After decades of research, neuroscientists are now getting closer to an answer. What would it mean to find a neurological explanation for our dreams? Should we want science to answer this age-old mystery? Come and listen on MO 26.02 to neuroscientist Sarah Schoch and philosopher Herman Westerink, and find out what dreams are made of.
This progamme is in English.
Whether we remember them or not, we all have them every night: dreams. But why? Throughout history dreams have played an important cultural, spiritual and even religious role in almost all every human society. According to some scientists and scholars, dreams are functional: maybe they allow us to process the day’s events, or they are our brain’s way of practising for all kinds of situations. Others speculate that dreams could be the way our brain stocks and arranges our memories. Still others suppose that dreams have no function at all, but are only vivid by-products of our neurons firing at night. What would it mean if one of these theories were proved to be true? Would that mean dreams lose their meaning? Or would it only deepen our relationship with our nightly visions?
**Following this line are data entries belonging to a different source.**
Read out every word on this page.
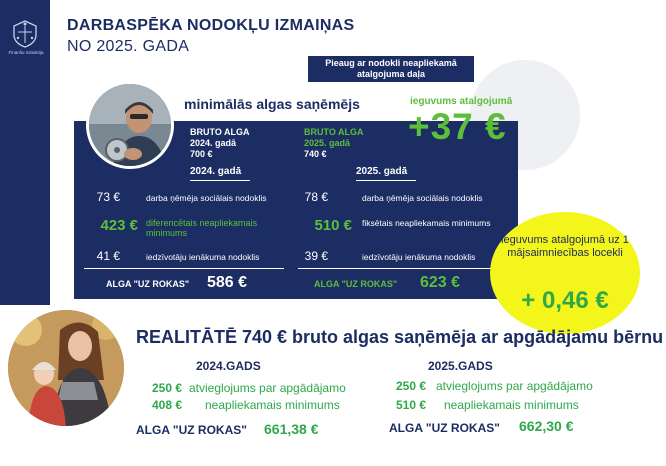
Finanšu ministrija
DARBASPĒKA NODOKĻU IZMAIŅAS
NO 2025. GADA
Pieaug ar nodokli neapliekamā
atalgojuma daļa
minimālās algas saņēmējs	ieguvums atalgojumā
+37 €
BRUTO ALGA
2024. gadā
700 €
2024. gadā
73 €	darba ņēmēja sociālais nodoklis
423 € diferencētais neapliekamais minimums
41 €	iedzīvotāju ienākuma nodoklis
ALGA "UZ ROKAS" 586 €
BRUTO ALGA
2025. gadā
740 €
2025. gadā
78 €	darba ņēmēja sociālais nodoklis
510 € fiksētais neapliekamais minimums
39 €	iedzīvotāju ienākuma nodoklis
ALGA "UZ ROKAS" 623 €
ieguvums atalgojumā uz 1 mājsaimniecības locekli
+ 0,46 €
REALITĀTĒ 740 € bruto algas saņēmēja ar apgādājamu bērnu
2024.GADS
250 € atvieglojums par apgādājamo
408 € neapliekamais minimums
ALGA "UZ ROKAS" 661,38 €
2025.GADS
250 € atvieglojums par apgādājamo
510 € neapliekamais minimums
ALGA "UZ ROKAS" 662,30 €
Dreams have of course not only been of interest to scientists. In many religions and cultural traditions, dreams form an important source of meaning. They are often interpreted as divine messages, cosmic omens or spiritual guidance, and have thus helped to shape the societies we live in. But also individually, people ascribe great personal importance to their dreams. Sigmund Freud even based much of his revolutionary psychoanalysis on dreams, which he argued were ‘messages from the subconscious’ from which we could learn a great deal about our true nature and motives.
Neuroscientist Sarah Schoch and philosopher Herman Westerink dive into the age-old mystery of dreams. What role do dreams play in the way we make sense of ourselves? What can neuroscience tell us about why we dream? And would a scientific answer to the dream-question change the meaningful part they play in our lives? Come and ask your questions.
Sarah Schoch is a neuroscientist at Radboud University, where she is a member of the Donders Sleep & Memory Lab. In her postdoctoral research, she investigates the association between dreaming and memory consolidation.
Herman Westerink is a philosophical anthropologist at Radboud University. In his research he mostly focusses on the relation between psychoanalysis and psychiatry. Particularly, he applies Freudian psychanalysis to mystical experiences in the past.